After all, a senior employee of a major Miami web design company is most likely to get a very different salary compared to a beginner web designer somewhere where the standard of living is lower.
Estimating the average pay scale of freelance web designers is just as tricky as there is no official or established rate range.
As is usually the case with freelancing, factors such as your location and track record will have an even bigger influence on your pay rate.
According to Upwork, the average hourly rate of mid-level US-based web designers ranges between $50 and $75. Experienced specialists with a heavyweight portfolio can charge anything north of $100 per hour for their services, while beginners’ rate typically floats somewhere below $50 per hour.
What Are The Key Benefits Of A Career In Web Design?
Between the lucrative pay and the opportunity to express your creativity, web design might just seem like the perfect career opportunity for you.
And if you think that you meet all the requirements, it really could be!
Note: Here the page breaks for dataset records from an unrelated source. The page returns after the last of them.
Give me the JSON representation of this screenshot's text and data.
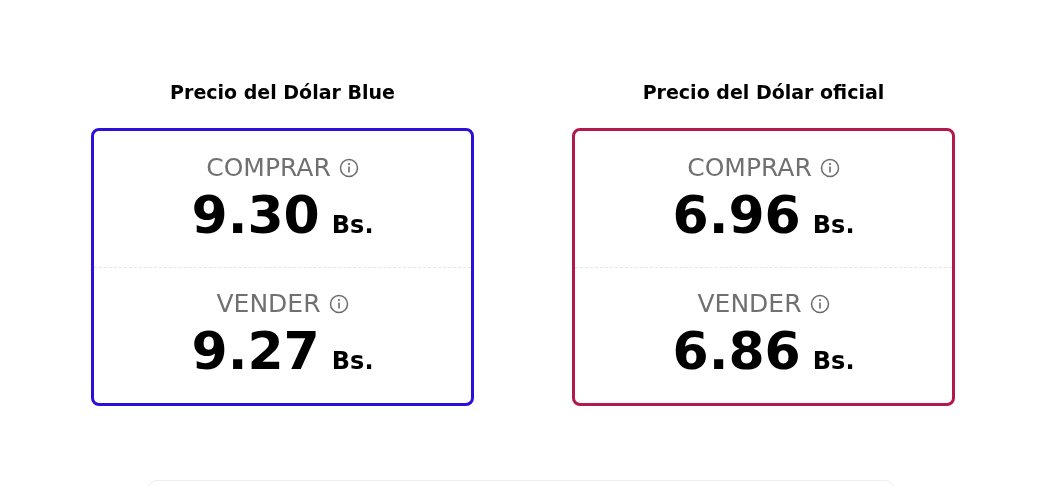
{
  "cards": [
    {
      "title": "Precio del Dólar Blue",
      "color": "#2c10d9",
      "rows": [
        {
          "label": "COMPRAR",
          "value": "9.30",
          "unit": "Bs."
        },
        {
          "label": "VENDER",
          "value": "9.27",
          "unit": "Bs."
        }
      ]
    },
    {
      "title": "Precio del Dólar oficial",
      "color": "#b3184b",
      "rows": [
        {
          "label": "COMPRAR",
          "value": "6.96",
          "unit": "Bs."
        },
        {
          "label": "VENDER",
          "value": "6.86",
          "unit": "Bs."
        }
      ]
    }
  ]
}
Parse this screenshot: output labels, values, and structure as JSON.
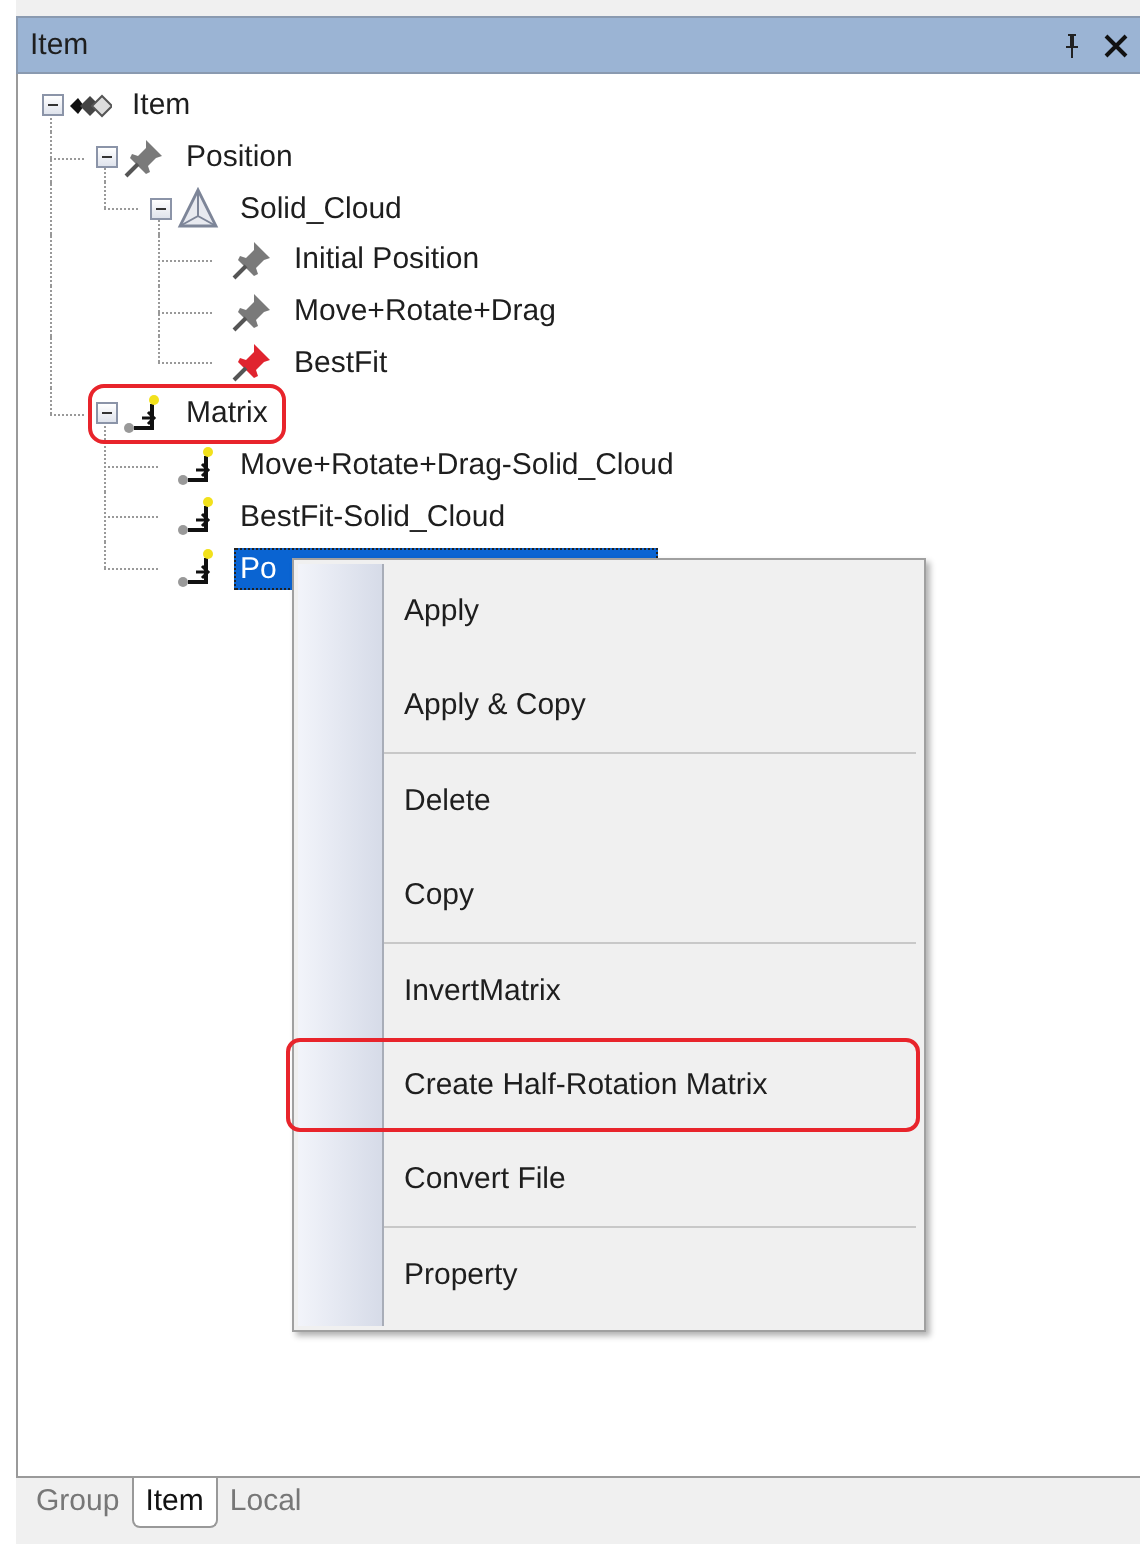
{
  "panel": {
    "title": "Item"
  },
  "tree": [
    {
      "label": "Item",
      "kind": "root",
      "expanded": true,
      "selected": false,
      "highlighted": false,
      "children": [
        {
          "label": "Position",
          "kind": "pin",
          "expanded": true,
          "selected": false,
          "highlighted": false,
          "children": [
            {
              "label": "Solid_Cloud",
              "kind": "cone",
              "expanded": true,
              "selected": false,
              "highlighted": false,
              "children": [
                {
                  "label": "Initial Position",
                  "kind": "pin",
                  "selected": false,
                  "highlighted": false
                },
                {
                  "label": "Move+Rotate+Drag",
                  "kind": "pin",
                  "selected": false,
                  "highlighted": false
                },
                {
                  "label": "BestFit",
                  "kind": "pin-red",
                  "selected": false,
                  "highlighted": false
                }
              ]
            }
          ]
        },
        {
          "label": "Matrix",
          "kind": "matrix",
          "expanded": true,
          "selected": false,
          "highlighted": true,
          "children": [
            {
              "label": "Move+Rotate+Drag-Solid_Cloud",
              "kind": "matrix",
              "selected": false,
              "highlighted": false
            },
            {
              "label": "BestFit-Solid_Cloud",
              "kind": "matrix",
              "selected": false,
              "highlighted": false
            },
            {
              "label": "Po",
              "kind": "matrix",
              "selected": true,
              "highlighted": false
            }
          ]
        }
      ]
    }
  ],
  "context_menu": [
    {
      "label": "Apply",
      "highlighted": false,
      "separator_after": false
    },
    {
      "label": "Apply & Copy",
      "highlighted": false,
      "separator_after": true
    },
    {
      "label": "Delete",
      "highlighted": false,
      "separator_after": false
    },
    {
      "label": "Copy",
      "highlighted": false,
      "separator_after": true
    },
    {
      "label": "InvertMatrix",
      "highlighted": false,
      "separator_after": false
    },
    {
      "label": "Create Half-Rotation Matrix",
      "highlighted": true,
      "separator_after": false
    },
    {
      "label": "Convert File",
      "highlighted": false,
      "separator_after": true
    },
    {
      "label": "Property",
      "highlighted": false,
      "separator_after": false
    }
  ],
  "tabs": [
    {
      "label": "Group",
      "selected": false
    },
    {
      "label": "Item",
      "selected": true
    },
    {
      "label": "Local",
      "selected": false
    }
  ]
}
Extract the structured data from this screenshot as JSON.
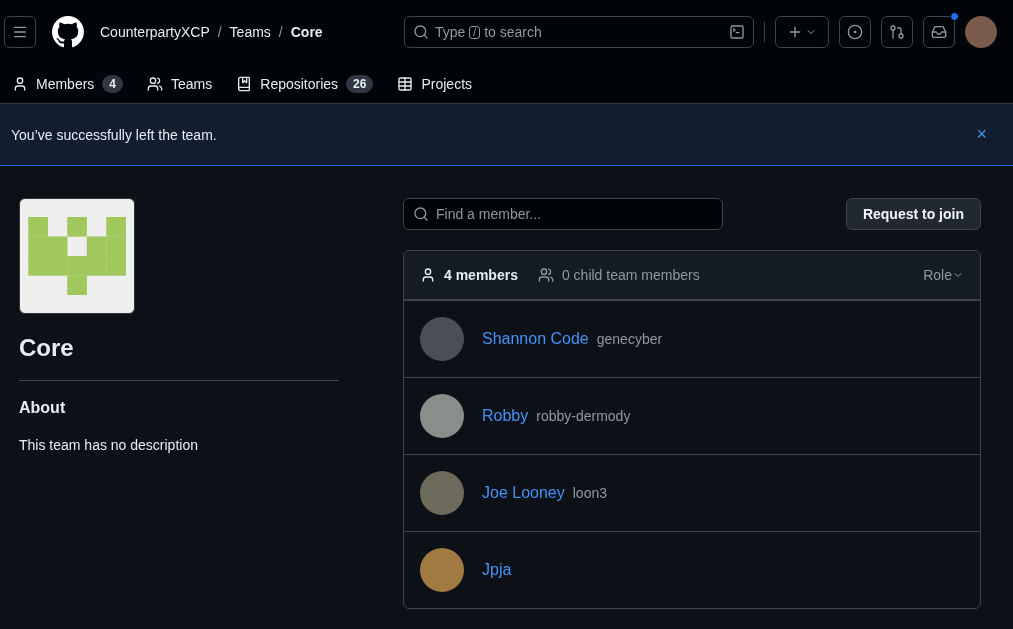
{
  "header": {
    "breadcrumbs": [
      "CounterpartyXCP",
      "Teams",
      "Core"
    ],
    "separator": "/",
    "search": {
      "placeholder_before": "Type",
      "key": "/",
      "placeholder_after": "to search"
    },
    "notification_dot": true
  },
  "tabs": [
    {
      "label": "Members",
      "count": "4"
    },
    {
      "label": "Teams"
    },
    {
      "label": "Repositories",
      "count": "26"
    },
    {
      "label": "Projects"
    }
  ],
  "flash": {
    "message": "You’ve successfully left the team.",
    "close": "×"
  },
  "team": {
    "name": "Core",
    "about_title": "About",
    "description": "This team has no description"
  },
  "member_search": {
    "placeholder": "Find a member..."
  },
  "join_button": "Request to join",
  "members_header": {
    "count": "4 members",
    "child_count": "0 child team members",
    "role_filter": "Role"
  },
  "members": [
    {
      "name": "Shannon Code",
      "username": "genecyber"
    },
    {
      "name": "Robby",
      "username": "robby-dermody"
    },
    {
      "name": "Joe Looney",
      "username": "loon3"
    },
    {
      "name": "Jpja"
    }
  ]
}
Fortunately, the benefits of a career in web design don’t just end with competitive salaries. Here are a few more.
#1: Job Security
As we’ve already discovered, the demand for web design jobs isn’t going down anytime soon.
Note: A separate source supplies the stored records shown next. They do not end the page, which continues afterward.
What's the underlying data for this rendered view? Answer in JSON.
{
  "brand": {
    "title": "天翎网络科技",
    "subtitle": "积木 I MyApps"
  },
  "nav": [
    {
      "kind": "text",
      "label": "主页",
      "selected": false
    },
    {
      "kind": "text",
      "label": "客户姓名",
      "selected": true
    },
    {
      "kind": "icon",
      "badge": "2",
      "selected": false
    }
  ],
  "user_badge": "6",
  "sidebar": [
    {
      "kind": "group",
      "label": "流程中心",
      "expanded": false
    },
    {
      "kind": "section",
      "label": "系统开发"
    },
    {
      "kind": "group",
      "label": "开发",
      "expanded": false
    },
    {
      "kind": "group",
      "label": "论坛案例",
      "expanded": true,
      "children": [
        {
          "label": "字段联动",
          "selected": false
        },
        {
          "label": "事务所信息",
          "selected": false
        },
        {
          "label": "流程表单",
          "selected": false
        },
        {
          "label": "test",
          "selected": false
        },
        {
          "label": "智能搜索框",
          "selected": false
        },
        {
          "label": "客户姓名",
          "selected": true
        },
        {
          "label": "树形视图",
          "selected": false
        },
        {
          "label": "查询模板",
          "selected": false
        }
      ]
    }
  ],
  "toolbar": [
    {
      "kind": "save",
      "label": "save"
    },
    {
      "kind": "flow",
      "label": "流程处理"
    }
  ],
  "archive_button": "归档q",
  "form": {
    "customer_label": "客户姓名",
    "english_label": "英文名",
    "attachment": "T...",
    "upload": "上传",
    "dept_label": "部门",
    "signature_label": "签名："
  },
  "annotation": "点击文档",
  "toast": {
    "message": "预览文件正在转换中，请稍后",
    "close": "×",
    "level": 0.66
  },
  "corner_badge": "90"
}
Moreover, almost any website is a perpetual work in progress and must be updated continuously to catch up with the latest design trends.
As such, a career in web design should be on top of your list if you’re looking for an occupation with a stable, long-lasting job security. In other words, a web designer is very unlikely to end up out of work.
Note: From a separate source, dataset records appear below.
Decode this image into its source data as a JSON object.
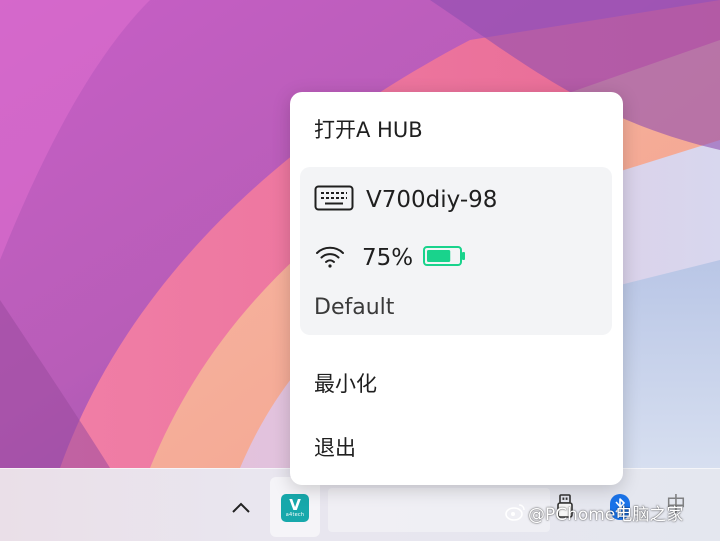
{
  "menu": {
    "open_hub": "打开A HUB",
    "device": {
      "name": "V700diy-98",
      "battery_percent_label": "75%",
      "battery_level": 0.75,
      "profile": "Default"
    },
    "minimize": "最小化",
    "exit": "退出"
  },
  "taskbar": {
    "app_icon_mark": "V",
    "app_icon_sub": "a4tech",
    "ime_label": "中"
  },
  "watermark": "@PChome电脑之家",
  "colors": {
    "battery": "#19d38c",
    "app_icon": "#17a8ab",
    "bluetooth": "#1a73e8"
  }
}
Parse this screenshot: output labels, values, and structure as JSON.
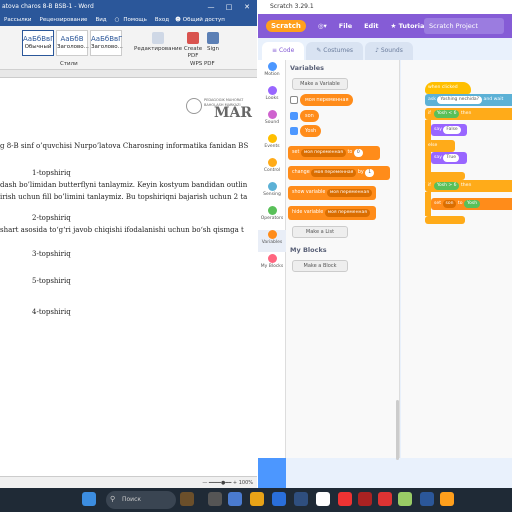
{
  "word": {
    "title": "atova charos 8-B BSB-1 - Word",
    "tabs": [
      "Рассылки",
      "Рецензирование",
      "Вид",
      "Помощь",
      "Вход",
      "Общий доступ"
    ],
    "styles": [
      {
        "preview": "АаБбВвГ",
        "name": "Обычный"
      },
      {
        "preview": "АаБбВ",
        "name": "Заголово..."
      },
      {
        "preview": "АаБбВвГ",
        "name": "Заголово..."
      }
    ],
    "styles_group": "Стили",
    "edit_btn": "Редактирование",
    "create_pdf": "Create PDF",
    "sign": "Sign",
    "wps_group": "WPS PDF",
    "logo_lines": [
      "PEDAGOGIK MAHORAT",
      "BAHOLASH MARKAZI"
    ],
    "logo_big": "MAR",
    "lines": [
      "g 8-B sinf o’quvchisi Nurpo’latova Charosning informatika fanidan BS",
      "1-topshiriq",
      "dash bo’limidan butterflyni tanlaymiz. Keyin kostyum bandidan outlin",
      "irish uchun fill bo’limini tanlaymiz. Bu topshiriqni bajarish uchun 2 ta",
      "2-topshiriq",
      "shart asosida to‘g‘ri javob chiqishi ifodalanishi uchun  bo‘sh qismga t",
      "3-topshiriq",
      "5-topshiriq",
      "4-topshiriq"
    ],
    "zoom": "100%"
  },
  "scratch": {
    "title": "Scratch 3.29.1",
    "logo": "Scratch",
    "menu": [
      "File",
      "Edit",
      "Tutorials"
    ],
    "project": "Scratch Project",
    "tabs": [
      "Code",
      "Costumes",
      "Sounds"
    ],
    "categories": [
      {
        "name": "Motion",
        "color": "#4c97ff"
      },
      {
        "name": "Looks",
        "color": "#9966ff"
      },
      {
        "name": "Sound",
        "color": "#cf63cf"
      },
      {
        "name": "Events",
        "color": "#ffbf00"
      },
      {
        "name": "Control",
        "color": "#ffab19"
      },
      {
        "name": "Sensing",
        "color": "#5cb1d6"
      },
      {
        "name": "Operators",
        "color": "#59c059"
      },
      {
        "name": "Variables",
        "color": "#ff8c1a"
      },
      {
        "name": "My Blocks",
        "color": "#ff6680"
      }
    ],
    "palette": {
      "variables_header": "Variables",
      "make_variable": "Make a Variable",
      "vars": [
        "моя переменная",
        "son",
        "Yosh"
      ],
      "set": "set",
      "set_var": "моя переменная",
      "set_to": "to",
      "set_val": "0",
      "change": "change",
      "change_var": "моя переменная",
      "change_by": "by",
      "change_val": "1",
      "show": "show variable",
      "show_var": "моя переменная",
      "hide": "hide variable",
      "hide_var": "моя переменная",
      "make_list": "Make a List",
      "myblocks_header": "My Blocks",
      "make_block": "Make a Block"
    },
    "script": {
      "when_clicked": "when clicked",
      "ask": "ask",
      "question": "Yoshing nechida?",
      "and_wait": "and wait",
      "if1": "if",
      "yosh1": "Yosh",
      "lt": "<",
      "n1": "6",
      "then": "then",
      "say1": "say",
      "false": "False",
      "else": "else",
      "say2": "say",
      "true": "True",
      "if2": "if",
      "yosh2": "Yosh",
      ">": ">",
      "n2": "6",
      "then2": "then",
      "set": "set",
      "son": "son",
      "to": "to",
      "yosh3": "Yosh"
    }
  },
  "taskbar": {
    "search": "Поиск"
  }
}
Even if you get dissatisfied with working for the same clients or on the same project, you can always take advantage of the many freelancing opportunities available to web designers.
#2 High Career Mobility
A career in web design requires you to be somewhat of a jack of all trades and have knowledge of various web and marketing disciplines.
With all that knowledge, you will have plentiful opportunities for further career mobility. And the obvious upward path all the way to a senior web designer or art director isn’t even your only option.
A background in web design gives you the option to focus on honing your coding skills and gradually transition into a software engineer, web developer or UX/UI architect.
Moreover, the client-facing nature of a web designer position also means that you’ll have the opportunity to grow into an account manager or any other position that has to do with client management.
#3: High Flexibility & Independence
Perhaps the biggest advantage of any web design job is the flexibility and independence that it grants you.
We don’t just mean the opportunity to work remotely or as a freelancer — even though these are perfectly reasonable options for any web designer.
What we mean is that web design, more than many other fields of work, can teach you how to own your work.
The reason why, is the fact that most web design jobs are project-oriented
Depending on your expertise and the specifics of a given project, you can have almost complete authority and independence to pursue whatever creative vision you think would work best for that project.
That’s not to say that web design work is fully devoid of teamwork, collaboration and process. But if you’re the type of person who does their best work on their own terms, becoming a web designer might just help you achieve that.
Wrapping Up On The Benefits Of A Web Design Career
Web design jobs have exploded together with the growth of web-driven industries, be it eCommerce or Software-as-a-Service (Saas).
As a result, there are many job opportunities for creatives who wish to express themselves digitally and channel their creativity into crafting beautiful websites.
Moreover, web design jobs offer very competitive salaries — especially at higher levels where you can expect to earn well over $100,000 per year.
However, the compelling pay is not the greatest benefit of a career in web design. That honor should either go to the high job security and career mobility or to flexibility and independence you can achieve in web design.
In other words, if you feel like you would make a great web designer and have the necessary qualifications, you should definitely consider it as a career path!